Now, watch this latest article from Loney. It sounds as though he tries to slow PTAB down. Managing IP just won’t let them bury those software patents without FUD, will it? “Much of the talk since the Patent Trial and Appeal Board (PTAB) became active concerned how the Federal Circuit would deal with appeals of Board proceedings,” Managing IP says. That’s hardly a problem because in case of a backlog they can hire more staff or just proceed to more IPRs (in the interim). “The first question,” Managing IP says, “was would the appeals board be able to cope, given the unexpected popularity of PTAB filing. This is still an open question, with some strain beginning to show.”

That’s total nonsense. If they have growing demand for reviews (IPRs), then they should hire more people. It’s as simple as that. It’s a non-issue.

Holders of worthless software patents can run away to CAFC (which created software patents in the US) after PTAB does its work; that gives them no guarantees and that is absolutely fine. They don’t have this privilege carved in stone.

Here is Patently-O having a go at CAFC on PTAB initiation decision. It says that the “court also sided with the Board on Wi-Fi’s substantive argument – affirming the Board decision that the prior art anticipates.”

In other words, as one might expect, CAFC too decided that PTAB does the right thing.

One more article from Managing IP now speaks about the effect of PTAB on biotechnology/pharmaceutical patents — apparently a growth area of appeals. To quote:

Biotechnology/pharmaceutical companies were slow to use the Patent Trial and Appeal Board. This is now changing, though this patent type has lower institution and invalidation rates

The birth of the infamous “patent death squad,” (the PTAB, for those less inclined to dramatic flair), has had powerful effects on patent holders. But while the technology sector dove headfirst into the uncharted waters, biotech and pharmaceutical companies hung back for some time.

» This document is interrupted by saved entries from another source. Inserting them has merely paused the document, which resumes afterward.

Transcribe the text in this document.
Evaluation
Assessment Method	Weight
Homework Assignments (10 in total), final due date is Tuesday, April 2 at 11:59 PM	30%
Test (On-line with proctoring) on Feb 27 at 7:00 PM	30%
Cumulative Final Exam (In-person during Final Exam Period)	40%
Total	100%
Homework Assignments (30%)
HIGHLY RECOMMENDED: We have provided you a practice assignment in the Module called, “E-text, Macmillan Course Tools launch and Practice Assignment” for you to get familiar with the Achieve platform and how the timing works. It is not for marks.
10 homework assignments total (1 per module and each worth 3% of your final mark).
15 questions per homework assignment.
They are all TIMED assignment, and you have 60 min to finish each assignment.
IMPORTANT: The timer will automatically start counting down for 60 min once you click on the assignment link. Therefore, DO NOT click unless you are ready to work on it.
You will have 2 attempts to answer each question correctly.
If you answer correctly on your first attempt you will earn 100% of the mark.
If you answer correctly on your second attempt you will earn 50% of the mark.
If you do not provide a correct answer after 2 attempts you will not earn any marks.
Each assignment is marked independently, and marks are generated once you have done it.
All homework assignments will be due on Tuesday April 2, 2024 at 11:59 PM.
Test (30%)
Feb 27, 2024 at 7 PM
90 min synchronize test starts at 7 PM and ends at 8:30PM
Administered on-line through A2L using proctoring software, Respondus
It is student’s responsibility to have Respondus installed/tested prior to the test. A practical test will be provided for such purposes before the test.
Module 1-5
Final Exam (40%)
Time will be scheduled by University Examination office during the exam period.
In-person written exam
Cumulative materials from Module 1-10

The PTAB was, at first, a mystery, and then was filled mostly with challenges against what some practitioners refer to as “junk patents”, so those seeking to invalidate valuable pharmaceutical patents were reluctant to try their luck before the Board. AIA petitions can also be high risk-high reward.

Putting aside the sob stories and the repeated use of the smear (“patent death squad,” as even Managing IP calls it), what we have here are unjust patents that were erroneously granted facing the axe, potentially saving many people’s lives (once invalided, opening the door to generics for instance). See this crude new rant from IAM, which is protesting the UN’s request that life should be put before patents. Also see this blog post about Teva’s recently-invalided patents (covered here last week). To quote: “In the last two weeks, the PTAB has invalidated three patents covering Copaxone®, a multiple sclerosis drug marketed by Teva with annual sales of over $3 billion. Challenged by generic manufacturers Mylan and Amneal, the patents specifically covered a long-acting form of Copaxone®, known as “3-times-a-week COPAXONE® 40 mg/ml,” which Teva developed when the original version of Copaxone® was coming off patent protection.”

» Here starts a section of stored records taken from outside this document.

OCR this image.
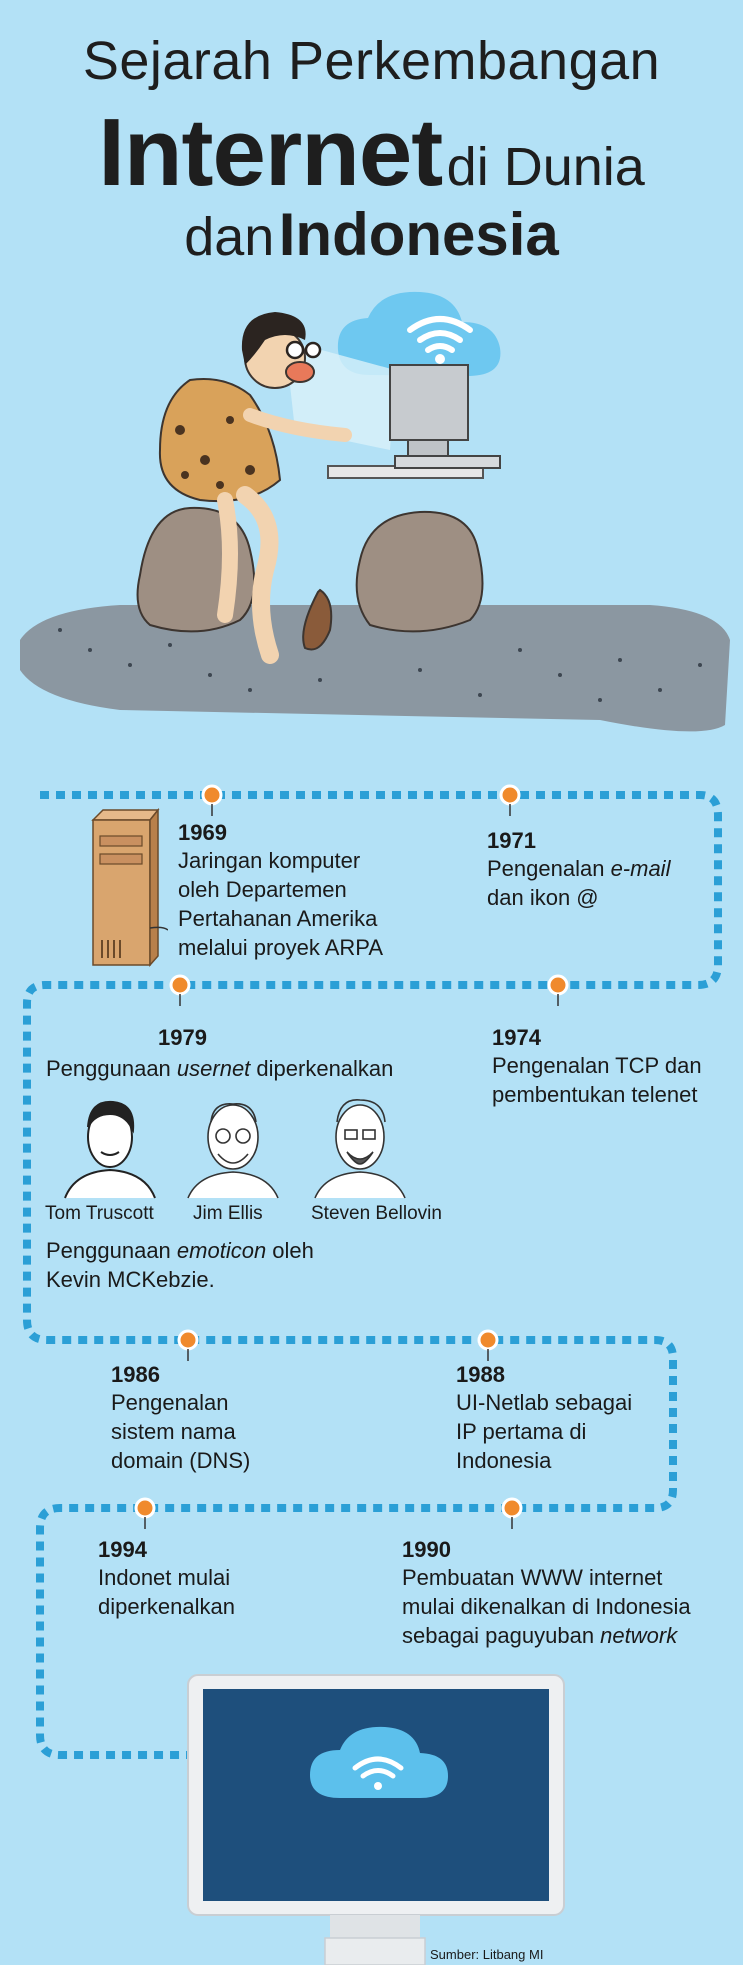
Sejarah Perkembangan
Internet di Dunia
dan Indonesia
1969
Jaringan komputer
oleh Departemen
Pertahanan Amerika
melalui proyek ARPA
1971
Pengenalan e-mail
dan ikon @
1979
Penggunaan usernet diperkenalkan
1974
Pengenalan TCP dan
pembentukan telenet
Tom Truscott Jim Ellis	Steven Bellovin
Penggunaan emoticon oleh
Kevin MCKebzie.
1986
Pengenalan
sistem nama
domain (DNS)
1988
UI-Netlab sebagai
IP pertama di
Indonesia
1994
Indonet mulai
diperkenalkan
1990
Pembuatan WWW internet
mulai dikenalkan di Indonesia
sebagai paguyuban network
Sumber: Litbang MI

So one rich company might enjoy fewer monopolies and poor people might enjoy better access to drugs they need to survive. How is that a bad thing given that these patents should never have been granted in the first place?

PTAB serves an important function and that’s why a patent reform (AIA) introduced it in the first place. If patent law firms get their way, they will ultimately destroy, diminish or reduce the capacity of PTAB. They’re no friends, they’re vultures.